04.28.14 FCC Plans on Net Neutrality Threaten Democracy

Posted on the 28 April 2014 by Keith Berner @leftyview

This past week, the FCC’s decision to utterly destroy so-called “net neutrality” has been in the news. Under the new proposal, the FCC will allow the near-monopoly of internet service providers (ISPs, including such beloved actors as Verizon and Comcast) to set up a multi-speed internet, where those who pay more will get their content delivered quicker than those who don’t. Most of the chatter seems to be about the impact on content providers like Netflix and on consumer prices.

Since the giant ISPs are also in the content-production business, handing them more power to extort will only increase their monopoly power, a serious anti-trust concern. (The lack of competition in this space is why the US consumer already pays more for worse internet access than in almost all other industrialized countries.) It is equally outrageous that this proposal serves to transfer wealth from consumers (whose bills will go up) to corporate elites: another drop in the deepening bucket of policies exacerbating wealth inequality in the United States.

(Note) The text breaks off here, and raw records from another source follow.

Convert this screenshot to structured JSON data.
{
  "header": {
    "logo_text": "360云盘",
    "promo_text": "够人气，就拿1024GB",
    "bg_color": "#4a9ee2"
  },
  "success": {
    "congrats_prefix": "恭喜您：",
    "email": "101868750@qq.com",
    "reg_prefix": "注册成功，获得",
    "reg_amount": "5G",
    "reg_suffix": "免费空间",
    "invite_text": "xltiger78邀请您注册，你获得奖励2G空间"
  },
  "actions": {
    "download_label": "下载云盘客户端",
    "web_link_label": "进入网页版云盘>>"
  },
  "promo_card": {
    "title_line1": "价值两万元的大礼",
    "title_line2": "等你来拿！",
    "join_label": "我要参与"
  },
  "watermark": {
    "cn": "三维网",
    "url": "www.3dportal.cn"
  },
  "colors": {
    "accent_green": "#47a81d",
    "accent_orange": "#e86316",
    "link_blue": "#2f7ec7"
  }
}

Arguments that favoring Verizon and Comcast is necessary to spur technology innovation are completely specious. In fact, monopolies have no incentive at all to innovate. Their only incentive is maximize their rents (profits) by gouging consumers. They don’t need to provide new or better services to do so. Subscribers to Verizon and Comcast experience the resulting nightmare every single day.

These are are powerful arguments against the FCC proposal and in favor of the better alternative: recategorizing broadband internet as a utility, thereby allowing the industry to be regulated for the public good. What amazes me is that an even more powerful argument is being completely ignored in the debate:  Allowing giant corporations to control content delivery is no less dangerous to civil society and democracy then government censorship. This is doubly so in a flawed democracy, like ours, where corporate elites already own the political process and the Supreme Court is handing them additional power daily.

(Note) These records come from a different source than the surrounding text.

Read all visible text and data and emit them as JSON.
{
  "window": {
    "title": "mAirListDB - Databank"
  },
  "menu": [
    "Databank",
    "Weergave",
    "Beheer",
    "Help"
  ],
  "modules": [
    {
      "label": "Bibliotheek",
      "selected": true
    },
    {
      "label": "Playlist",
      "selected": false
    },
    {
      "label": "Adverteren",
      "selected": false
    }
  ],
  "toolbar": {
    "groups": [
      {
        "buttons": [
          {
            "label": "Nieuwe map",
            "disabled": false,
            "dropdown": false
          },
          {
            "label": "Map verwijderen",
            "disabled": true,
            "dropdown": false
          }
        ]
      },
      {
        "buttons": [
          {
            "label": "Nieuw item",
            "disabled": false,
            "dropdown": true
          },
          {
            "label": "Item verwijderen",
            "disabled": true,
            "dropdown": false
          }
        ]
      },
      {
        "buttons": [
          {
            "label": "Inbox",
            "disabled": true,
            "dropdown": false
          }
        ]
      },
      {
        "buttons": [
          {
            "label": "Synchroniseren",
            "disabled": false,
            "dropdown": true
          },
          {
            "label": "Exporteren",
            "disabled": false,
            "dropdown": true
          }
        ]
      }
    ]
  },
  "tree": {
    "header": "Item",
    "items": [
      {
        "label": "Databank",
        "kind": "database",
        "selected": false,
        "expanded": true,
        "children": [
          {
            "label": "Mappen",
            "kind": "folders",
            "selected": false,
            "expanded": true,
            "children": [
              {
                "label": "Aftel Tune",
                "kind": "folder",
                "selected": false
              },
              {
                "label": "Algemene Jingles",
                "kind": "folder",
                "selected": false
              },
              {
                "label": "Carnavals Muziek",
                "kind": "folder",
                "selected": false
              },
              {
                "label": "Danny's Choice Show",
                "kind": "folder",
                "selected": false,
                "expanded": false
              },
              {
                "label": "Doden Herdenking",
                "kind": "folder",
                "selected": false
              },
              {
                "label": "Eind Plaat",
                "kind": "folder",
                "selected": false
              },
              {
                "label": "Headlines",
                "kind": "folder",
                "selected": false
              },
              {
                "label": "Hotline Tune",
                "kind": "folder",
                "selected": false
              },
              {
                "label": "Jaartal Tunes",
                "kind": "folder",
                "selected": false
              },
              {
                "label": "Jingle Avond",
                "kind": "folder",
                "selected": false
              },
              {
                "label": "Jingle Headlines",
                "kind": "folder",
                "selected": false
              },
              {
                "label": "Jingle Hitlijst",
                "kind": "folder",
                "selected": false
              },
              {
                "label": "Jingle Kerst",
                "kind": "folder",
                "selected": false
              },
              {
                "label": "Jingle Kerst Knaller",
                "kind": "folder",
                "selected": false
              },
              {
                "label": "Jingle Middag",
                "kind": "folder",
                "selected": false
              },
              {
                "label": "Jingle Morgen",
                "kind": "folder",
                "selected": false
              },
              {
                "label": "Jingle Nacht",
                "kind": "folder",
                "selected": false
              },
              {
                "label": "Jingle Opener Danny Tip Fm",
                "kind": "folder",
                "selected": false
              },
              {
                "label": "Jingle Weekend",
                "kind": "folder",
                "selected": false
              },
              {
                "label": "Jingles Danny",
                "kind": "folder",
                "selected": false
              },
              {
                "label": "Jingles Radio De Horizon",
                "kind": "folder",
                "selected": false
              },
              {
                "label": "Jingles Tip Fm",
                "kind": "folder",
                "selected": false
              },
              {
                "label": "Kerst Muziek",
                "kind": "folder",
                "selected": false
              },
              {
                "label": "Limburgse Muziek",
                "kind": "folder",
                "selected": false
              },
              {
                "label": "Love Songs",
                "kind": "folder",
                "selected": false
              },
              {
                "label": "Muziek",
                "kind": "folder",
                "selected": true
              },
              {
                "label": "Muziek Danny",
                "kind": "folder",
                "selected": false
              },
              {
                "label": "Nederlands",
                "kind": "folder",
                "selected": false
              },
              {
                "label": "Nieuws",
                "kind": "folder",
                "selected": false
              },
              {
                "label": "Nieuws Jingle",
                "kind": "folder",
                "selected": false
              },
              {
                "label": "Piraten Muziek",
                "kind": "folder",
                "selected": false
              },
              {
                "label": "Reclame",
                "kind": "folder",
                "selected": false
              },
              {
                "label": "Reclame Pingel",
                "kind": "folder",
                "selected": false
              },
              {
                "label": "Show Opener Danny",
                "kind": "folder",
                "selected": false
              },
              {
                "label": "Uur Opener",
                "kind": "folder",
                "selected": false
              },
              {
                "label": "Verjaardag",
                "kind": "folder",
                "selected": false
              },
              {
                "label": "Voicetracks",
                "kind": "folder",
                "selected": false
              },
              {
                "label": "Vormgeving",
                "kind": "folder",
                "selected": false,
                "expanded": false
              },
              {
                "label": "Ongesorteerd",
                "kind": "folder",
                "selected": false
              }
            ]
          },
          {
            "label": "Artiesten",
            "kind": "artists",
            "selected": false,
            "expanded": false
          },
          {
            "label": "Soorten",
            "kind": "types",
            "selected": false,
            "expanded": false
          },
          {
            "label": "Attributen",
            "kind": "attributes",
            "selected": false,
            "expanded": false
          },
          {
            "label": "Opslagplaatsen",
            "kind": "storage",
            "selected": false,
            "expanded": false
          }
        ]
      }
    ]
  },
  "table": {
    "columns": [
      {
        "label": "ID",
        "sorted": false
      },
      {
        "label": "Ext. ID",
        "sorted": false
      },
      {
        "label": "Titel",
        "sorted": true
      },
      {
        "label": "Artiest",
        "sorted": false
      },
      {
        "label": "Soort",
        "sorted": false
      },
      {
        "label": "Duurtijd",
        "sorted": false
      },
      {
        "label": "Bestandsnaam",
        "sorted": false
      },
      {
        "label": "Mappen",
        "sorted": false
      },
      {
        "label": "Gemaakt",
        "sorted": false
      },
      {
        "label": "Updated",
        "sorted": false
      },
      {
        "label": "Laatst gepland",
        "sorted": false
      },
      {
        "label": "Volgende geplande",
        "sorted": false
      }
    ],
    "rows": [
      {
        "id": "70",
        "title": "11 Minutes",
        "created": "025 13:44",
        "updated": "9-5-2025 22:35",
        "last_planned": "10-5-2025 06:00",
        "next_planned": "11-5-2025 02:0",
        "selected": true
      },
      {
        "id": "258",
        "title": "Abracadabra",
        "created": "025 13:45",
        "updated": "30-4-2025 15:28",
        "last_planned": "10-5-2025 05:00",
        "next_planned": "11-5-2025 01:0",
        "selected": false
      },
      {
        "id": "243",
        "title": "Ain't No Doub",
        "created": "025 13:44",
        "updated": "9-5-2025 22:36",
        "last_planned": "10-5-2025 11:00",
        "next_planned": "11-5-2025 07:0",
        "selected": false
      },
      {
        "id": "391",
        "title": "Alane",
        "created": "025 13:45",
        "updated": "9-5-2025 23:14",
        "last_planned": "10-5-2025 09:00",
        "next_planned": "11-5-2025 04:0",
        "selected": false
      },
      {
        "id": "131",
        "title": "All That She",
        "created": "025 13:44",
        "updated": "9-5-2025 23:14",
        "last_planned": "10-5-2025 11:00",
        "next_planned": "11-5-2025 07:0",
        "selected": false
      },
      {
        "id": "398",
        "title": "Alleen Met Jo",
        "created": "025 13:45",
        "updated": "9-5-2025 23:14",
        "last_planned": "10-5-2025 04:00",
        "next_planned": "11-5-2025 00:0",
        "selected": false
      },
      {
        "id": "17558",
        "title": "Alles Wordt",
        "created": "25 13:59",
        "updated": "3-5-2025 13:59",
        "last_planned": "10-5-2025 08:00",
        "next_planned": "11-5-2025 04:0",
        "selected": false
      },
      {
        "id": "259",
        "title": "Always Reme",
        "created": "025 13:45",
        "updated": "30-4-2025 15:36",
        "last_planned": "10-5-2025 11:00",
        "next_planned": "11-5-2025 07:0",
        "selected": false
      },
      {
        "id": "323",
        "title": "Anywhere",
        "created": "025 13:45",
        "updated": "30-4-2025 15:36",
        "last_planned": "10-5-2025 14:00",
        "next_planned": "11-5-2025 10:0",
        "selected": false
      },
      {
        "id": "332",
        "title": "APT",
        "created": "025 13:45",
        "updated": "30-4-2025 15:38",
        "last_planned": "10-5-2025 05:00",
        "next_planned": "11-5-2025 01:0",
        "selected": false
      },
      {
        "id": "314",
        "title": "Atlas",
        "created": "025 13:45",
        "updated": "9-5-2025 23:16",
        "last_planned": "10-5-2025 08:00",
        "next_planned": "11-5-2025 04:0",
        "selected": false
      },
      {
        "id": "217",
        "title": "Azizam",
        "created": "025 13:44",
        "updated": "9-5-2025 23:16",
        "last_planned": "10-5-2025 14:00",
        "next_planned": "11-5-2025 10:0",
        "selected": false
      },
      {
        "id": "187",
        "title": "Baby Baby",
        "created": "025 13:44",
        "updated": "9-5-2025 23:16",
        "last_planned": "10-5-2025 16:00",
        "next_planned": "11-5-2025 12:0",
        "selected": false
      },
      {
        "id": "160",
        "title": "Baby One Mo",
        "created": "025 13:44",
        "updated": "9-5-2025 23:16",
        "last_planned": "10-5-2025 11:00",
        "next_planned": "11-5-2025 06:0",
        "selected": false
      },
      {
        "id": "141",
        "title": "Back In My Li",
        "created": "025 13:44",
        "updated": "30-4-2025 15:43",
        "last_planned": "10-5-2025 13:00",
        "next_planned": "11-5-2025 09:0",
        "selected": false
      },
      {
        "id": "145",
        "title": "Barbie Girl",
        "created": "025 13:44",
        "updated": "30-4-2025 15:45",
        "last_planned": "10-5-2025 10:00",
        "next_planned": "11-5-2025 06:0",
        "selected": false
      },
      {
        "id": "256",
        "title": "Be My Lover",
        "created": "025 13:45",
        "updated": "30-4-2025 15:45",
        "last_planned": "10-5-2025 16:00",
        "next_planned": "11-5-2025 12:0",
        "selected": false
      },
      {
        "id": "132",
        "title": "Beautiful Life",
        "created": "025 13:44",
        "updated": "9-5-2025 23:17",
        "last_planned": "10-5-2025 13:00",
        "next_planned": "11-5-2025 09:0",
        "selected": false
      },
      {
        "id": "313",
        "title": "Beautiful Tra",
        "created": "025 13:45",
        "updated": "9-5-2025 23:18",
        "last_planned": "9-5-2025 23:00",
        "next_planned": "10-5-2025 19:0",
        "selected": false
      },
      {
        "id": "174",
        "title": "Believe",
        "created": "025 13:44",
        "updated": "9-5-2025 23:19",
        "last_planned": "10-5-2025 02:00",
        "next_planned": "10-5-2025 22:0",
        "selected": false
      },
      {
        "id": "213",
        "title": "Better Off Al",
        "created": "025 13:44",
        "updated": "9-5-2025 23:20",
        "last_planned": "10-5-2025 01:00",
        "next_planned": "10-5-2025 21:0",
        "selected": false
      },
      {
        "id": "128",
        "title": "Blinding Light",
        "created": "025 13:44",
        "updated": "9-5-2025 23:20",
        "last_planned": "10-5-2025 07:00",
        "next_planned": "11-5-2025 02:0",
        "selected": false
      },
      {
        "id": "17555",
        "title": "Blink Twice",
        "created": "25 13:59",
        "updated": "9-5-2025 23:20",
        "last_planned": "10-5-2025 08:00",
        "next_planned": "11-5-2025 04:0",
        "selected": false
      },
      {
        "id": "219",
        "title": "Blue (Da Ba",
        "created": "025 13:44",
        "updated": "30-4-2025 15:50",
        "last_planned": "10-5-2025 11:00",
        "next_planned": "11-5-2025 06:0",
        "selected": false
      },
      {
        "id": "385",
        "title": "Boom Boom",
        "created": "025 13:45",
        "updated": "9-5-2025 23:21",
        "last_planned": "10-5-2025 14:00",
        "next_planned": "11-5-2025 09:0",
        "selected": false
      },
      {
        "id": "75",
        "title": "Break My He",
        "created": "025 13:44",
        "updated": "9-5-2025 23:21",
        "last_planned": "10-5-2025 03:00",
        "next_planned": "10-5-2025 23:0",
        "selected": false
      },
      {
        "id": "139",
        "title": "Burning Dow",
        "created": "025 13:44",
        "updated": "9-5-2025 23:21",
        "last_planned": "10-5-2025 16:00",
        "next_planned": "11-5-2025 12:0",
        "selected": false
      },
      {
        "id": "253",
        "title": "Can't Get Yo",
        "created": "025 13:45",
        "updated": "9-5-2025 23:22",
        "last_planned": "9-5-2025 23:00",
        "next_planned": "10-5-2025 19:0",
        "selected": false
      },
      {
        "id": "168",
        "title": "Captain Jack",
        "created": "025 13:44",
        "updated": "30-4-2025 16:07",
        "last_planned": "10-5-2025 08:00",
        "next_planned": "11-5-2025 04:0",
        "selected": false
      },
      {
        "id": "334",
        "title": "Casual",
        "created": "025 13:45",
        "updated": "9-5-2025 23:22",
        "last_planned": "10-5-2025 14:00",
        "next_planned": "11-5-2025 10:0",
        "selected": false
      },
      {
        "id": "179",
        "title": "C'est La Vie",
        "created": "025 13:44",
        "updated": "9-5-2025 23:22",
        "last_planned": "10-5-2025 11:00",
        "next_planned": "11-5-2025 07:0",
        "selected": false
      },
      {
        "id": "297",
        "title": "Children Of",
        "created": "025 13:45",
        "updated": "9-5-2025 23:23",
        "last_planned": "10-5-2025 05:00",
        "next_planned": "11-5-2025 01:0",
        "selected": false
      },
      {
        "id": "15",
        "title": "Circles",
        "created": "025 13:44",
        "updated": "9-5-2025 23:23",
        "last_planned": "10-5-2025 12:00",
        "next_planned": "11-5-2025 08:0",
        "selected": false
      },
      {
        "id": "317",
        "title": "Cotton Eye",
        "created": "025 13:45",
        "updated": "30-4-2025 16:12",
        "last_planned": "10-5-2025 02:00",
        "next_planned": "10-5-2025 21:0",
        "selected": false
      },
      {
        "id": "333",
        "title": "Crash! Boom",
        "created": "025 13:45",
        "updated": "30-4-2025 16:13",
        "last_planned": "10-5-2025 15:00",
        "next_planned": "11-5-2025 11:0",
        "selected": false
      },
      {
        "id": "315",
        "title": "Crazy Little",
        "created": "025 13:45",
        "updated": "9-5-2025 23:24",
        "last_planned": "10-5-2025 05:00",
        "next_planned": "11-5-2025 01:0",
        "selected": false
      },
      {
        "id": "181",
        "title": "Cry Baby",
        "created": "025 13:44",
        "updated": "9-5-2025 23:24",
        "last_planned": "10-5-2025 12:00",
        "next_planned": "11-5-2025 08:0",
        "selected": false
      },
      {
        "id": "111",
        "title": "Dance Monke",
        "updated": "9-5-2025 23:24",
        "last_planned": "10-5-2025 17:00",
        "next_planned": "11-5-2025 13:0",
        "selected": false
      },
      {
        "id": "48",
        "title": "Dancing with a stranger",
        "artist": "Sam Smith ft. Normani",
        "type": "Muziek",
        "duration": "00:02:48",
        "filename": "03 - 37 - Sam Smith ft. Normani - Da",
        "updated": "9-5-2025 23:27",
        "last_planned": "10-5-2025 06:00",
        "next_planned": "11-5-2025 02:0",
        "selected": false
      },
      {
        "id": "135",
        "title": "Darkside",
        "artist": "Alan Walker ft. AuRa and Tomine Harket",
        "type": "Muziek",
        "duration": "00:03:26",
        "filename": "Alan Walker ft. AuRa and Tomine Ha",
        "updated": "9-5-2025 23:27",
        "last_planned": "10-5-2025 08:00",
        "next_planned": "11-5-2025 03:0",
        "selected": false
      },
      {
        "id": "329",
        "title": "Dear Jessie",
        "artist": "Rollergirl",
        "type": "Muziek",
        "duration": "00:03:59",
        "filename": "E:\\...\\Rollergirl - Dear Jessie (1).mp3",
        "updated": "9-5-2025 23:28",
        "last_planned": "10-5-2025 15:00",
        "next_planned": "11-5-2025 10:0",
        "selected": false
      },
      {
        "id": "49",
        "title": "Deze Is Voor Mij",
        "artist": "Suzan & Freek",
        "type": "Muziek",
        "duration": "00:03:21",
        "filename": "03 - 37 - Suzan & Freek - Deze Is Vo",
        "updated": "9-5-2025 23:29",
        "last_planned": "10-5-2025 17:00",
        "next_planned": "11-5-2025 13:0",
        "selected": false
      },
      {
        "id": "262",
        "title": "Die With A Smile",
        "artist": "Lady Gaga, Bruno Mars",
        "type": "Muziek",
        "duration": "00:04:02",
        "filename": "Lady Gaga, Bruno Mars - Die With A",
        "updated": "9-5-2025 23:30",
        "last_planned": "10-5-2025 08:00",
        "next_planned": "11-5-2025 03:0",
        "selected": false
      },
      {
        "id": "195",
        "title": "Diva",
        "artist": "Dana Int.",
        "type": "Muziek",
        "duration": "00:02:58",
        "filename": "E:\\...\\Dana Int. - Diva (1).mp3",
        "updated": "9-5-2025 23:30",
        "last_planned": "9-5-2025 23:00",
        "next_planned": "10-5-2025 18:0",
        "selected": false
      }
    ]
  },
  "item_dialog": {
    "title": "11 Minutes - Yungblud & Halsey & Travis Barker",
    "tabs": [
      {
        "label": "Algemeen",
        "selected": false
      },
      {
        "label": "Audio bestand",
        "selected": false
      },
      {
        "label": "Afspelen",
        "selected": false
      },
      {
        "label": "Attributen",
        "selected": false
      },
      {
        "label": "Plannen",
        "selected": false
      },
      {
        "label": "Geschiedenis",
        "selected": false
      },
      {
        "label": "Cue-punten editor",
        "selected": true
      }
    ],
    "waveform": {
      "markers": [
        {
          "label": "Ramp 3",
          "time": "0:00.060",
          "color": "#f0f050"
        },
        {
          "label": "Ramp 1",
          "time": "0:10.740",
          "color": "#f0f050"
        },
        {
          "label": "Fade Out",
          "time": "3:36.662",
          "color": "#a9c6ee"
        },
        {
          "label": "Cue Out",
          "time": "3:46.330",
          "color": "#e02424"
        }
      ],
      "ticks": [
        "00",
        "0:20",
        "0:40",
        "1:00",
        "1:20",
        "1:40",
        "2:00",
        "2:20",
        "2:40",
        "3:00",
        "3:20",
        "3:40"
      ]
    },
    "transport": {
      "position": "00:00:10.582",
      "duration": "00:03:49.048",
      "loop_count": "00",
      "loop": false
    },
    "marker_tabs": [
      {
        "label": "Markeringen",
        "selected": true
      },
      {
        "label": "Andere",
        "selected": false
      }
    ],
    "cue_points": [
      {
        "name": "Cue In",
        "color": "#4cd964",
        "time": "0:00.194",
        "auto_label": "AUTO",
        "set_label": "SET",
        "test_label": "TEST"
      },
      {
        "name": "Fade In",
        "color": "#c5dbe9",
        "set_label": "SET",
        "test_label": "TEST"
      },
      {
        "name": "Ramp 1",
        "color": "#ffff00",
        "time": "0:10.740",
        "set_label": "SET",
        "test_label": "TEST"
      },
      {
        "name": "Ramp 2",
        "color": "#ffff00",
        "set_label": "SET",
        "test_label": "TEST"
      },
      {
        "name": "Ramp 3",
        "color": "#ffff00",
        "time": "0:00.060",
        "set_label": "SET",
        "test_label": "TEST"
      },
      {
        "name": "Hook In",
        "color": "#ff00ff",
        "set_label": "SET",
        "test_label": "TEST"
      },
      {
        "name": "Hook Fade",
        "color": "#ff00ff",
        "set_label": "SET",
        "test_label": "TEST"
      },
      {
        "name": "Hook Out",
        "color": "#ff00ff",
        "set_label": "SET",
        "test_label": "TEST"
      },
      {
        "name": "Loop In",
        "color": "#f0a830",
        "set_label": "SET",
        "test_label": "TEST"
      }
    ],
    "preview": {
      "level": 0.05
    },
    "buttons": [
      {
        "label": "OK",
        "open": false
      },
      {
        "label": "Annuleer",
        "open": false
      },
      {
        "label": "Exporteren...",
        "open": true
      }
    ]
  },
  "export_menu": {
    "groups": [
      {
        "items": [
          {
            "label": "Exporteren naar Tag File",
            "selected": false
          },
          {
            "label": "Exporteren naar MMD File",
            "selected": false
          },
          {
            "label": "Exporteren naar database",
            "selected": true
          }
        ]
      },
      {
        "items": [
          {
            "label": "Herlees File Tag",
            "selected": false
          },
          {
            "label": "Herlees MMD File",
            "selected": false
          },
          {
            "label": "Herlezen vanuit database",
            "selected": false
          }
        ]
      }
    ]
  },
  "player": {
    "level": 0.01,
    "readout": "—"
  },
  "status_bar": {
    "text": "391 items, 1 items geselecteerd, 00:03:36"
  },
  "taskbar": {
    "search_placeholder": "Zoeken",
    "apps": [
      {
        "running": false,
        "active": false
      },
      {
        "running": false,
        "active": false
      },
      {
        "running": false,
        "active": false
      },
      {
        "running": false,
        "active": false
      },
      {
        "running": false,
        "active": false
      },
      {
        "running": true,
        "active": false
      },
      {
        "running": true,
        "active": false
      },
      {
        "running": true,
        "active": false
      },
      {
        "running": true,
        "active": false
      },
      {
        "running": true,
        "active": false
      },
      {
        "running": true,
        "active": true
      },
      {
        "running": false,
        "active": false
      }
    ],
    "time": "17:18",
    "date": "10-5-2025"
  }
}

The Tea Party thinks the federal government is oppressing the citizenry? Hah! Sure, the NSA has obliterated privacy, but corporate dominance of politics has already put meaningful action on climate change and wage equity out of reach (notwithstanding broad popular support), and that’s just scratching the surface. Consider the incident when Verizon prevented the abortion-rights group NARAL from using the mobile services it was paying for to send out text messages to its constituents. This was corporate censorship of political speech it didn’t like, pure and simple. So, how long will it be, Dear Readers, before Verizon and Comcast either throttle your access to this very blog for being hostile to their monopoly interests or give the Koch Brothers and Fox News a speed boost, because they favor that kind of speech.

Make no mistake, an uneven internet is an anti-democratic internet. The FCC’s proposed action takes aim at the very foundation of a democracy that is already teetering on the edge.